J'aimerais exprimer ici mon choix, car je pense que certaines personnes que je considère comme "les miens" ne vont pas voter dans le même sens que moi et je suis désolé de constater que les éléments qui rendent notre union compliquée sont souvent insignifiants face aux enjeux auxquels nous sommes confrontés.
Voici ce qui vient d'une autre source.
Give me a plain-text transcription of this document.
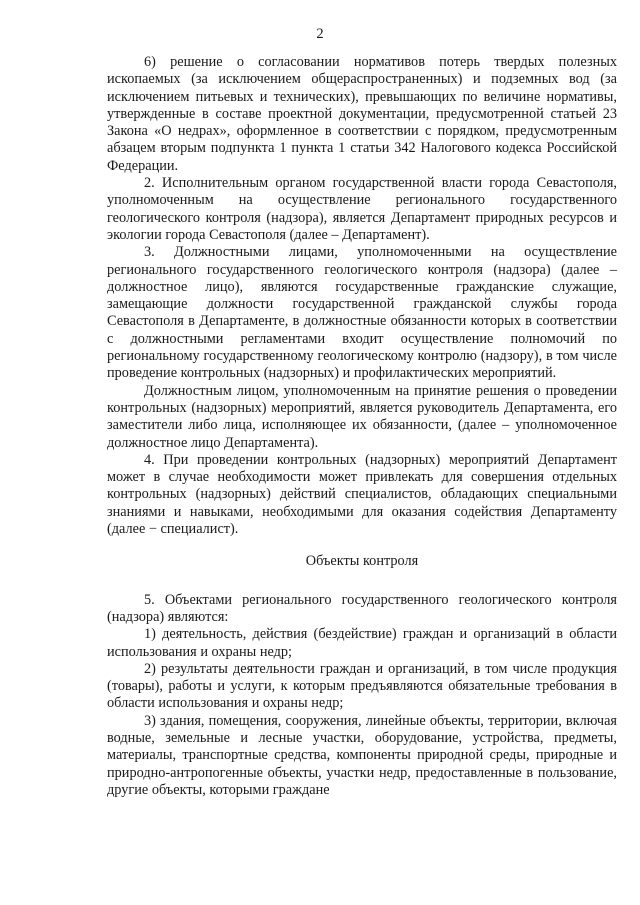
2

6) решение о согласовании нормативов потерь твердых полезных ископаемых (за исключением общераспространенных) и подземных вод (за исключением питьевых и технических), превышающих по величине нормативы, утвержденные в составе проектной документации, предусмотренной статьей 23 Закона «О недрах», оформленное в соответствии с порядком, предусмотренным абзацем вторым подпункта 1 пункта 1 статьи 342 Налогового кодекса Российской Федерации.

2. Исполнительным органом государственной власти города Севастополя, уполномоченным на осуществление регионального государственного геологического контроля (надзора), является Департамент природных ресурсов и экологии города Севастополя (далее – Департамент).

3. Должностными лицами, уполномоченными на осуществление регионального государственного геологического контроля (надзора) (далее – должностное лицо), являются государственные гражданские служащие, замещающие должности государственной гражданской службы города Севастополя в Департаменте, в должностные обязанности которых в соответствии с должностными регламентами входит осуществление полномочий по региональному государственному геологическому контролю (надзору), в том числе проведение контрольных (надзорных) и профилактических мероприятий.

Должностным лицом, уполномоченным на принятие решения о проведении контрольных (надзорных) мероприятий, является руководитель Департамента, его заместители либо лица, исполняющее их обязанности, (далее – уполномоченное должностное лицо Департамента).

4. При проведении контрольных (надзорных) мероприятий Департамент может в случае необходимости может привлекать для совершения отдельных контрольных (надзорных) действий специалистов, обладающих специальными знаниями и навыками, необходимыми для оказания содействия Департаменту (далее − специалист).

Объекты контроля

5. Объектами регионального государственного геологического контроля (надзора) являются:

1) деятельность, действия (бездействие) граждан и организаций в области использования и охраны недр;

2) результаты деятельности граждан и организаций, в том числе продукция (товары), работы и услуги, к которым предъявляются обязательные требования в области использования и охраны недр;

3) здания, помещения, сооружения, линейные объекты, территории, включая водные, земельные и лесные участки, оборудование, устройства, предметы, материалы, транспортные средства, компоненты природной среды, природные и природно-антропогенные объекты, участки недр, предоставленные в пользование, другие объекты, которыми граждане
Je souhaite partager mon avis pour apporter un peu de contradiction aux futurs électeurs d'EELV et j'espère en le faisant par écrit et de manière bienveillante ne pas nous précipiter dans les éternels débats qui nous opposent les uns aux autres.

ECOLOGIE & MACRONIE

Pour rappeler un peu quels sont les enjeux des élections qui arrivent, prenons du recul sur la situation dans laquelle nous nous trouvons. Les rapports résumés du GIEC font un travail bien plus précis et éclairant, mais je me permets d'offrir une liste non exhaustive des dangers avérés qui nous attendent et ceux dont nous faisons déjà l'expérience.

Notre planète et ses habitants font face à de nombreuses catastrophes d'ordre écologique, et il a été établi avec certitude que les activités humaines étaient à leur origine.

Les océans meurent, les sols sont dégradés, les eaux polluées, les glaciers qui régulent notre climat fondent, les eaux montent et promettent de nombreux mouvements de populations, les températures vont progressivement rendre invivables de nombreuses zones fortement peuplées du globe, les aléas climatiques menacent chaque année un peu plus nos récoltes, les ressources planétaires dont nous avons besoin pour faire fonctionner la machine humaine commencent à manquer ce qui occasionnera toujours plus de conflits, et puisque nous ne sommes pas les seuls concernés, toutes les autres espèces vivantes sont mises en danger par ces changements climatiques, par la déstruction de leur habitat, par notre pollution, et par la prédation que nous exerçons sur elles. Le bilan est catastrophique et les prévisions à court et moyen termes terrifiantes.

De toute évidence, une part majoritaire de l'humanité sous-estime ces annonces et sur-estime les compétences et le dévouement des décideurs censés s'en occuper.

Les dirigeants du monde, étant plus ou moins conscients des risques, se sont mis d'accord sur des objectifs destinés à enrayer le changement climatique et à contrôler les dommages occasionnés par nos activités.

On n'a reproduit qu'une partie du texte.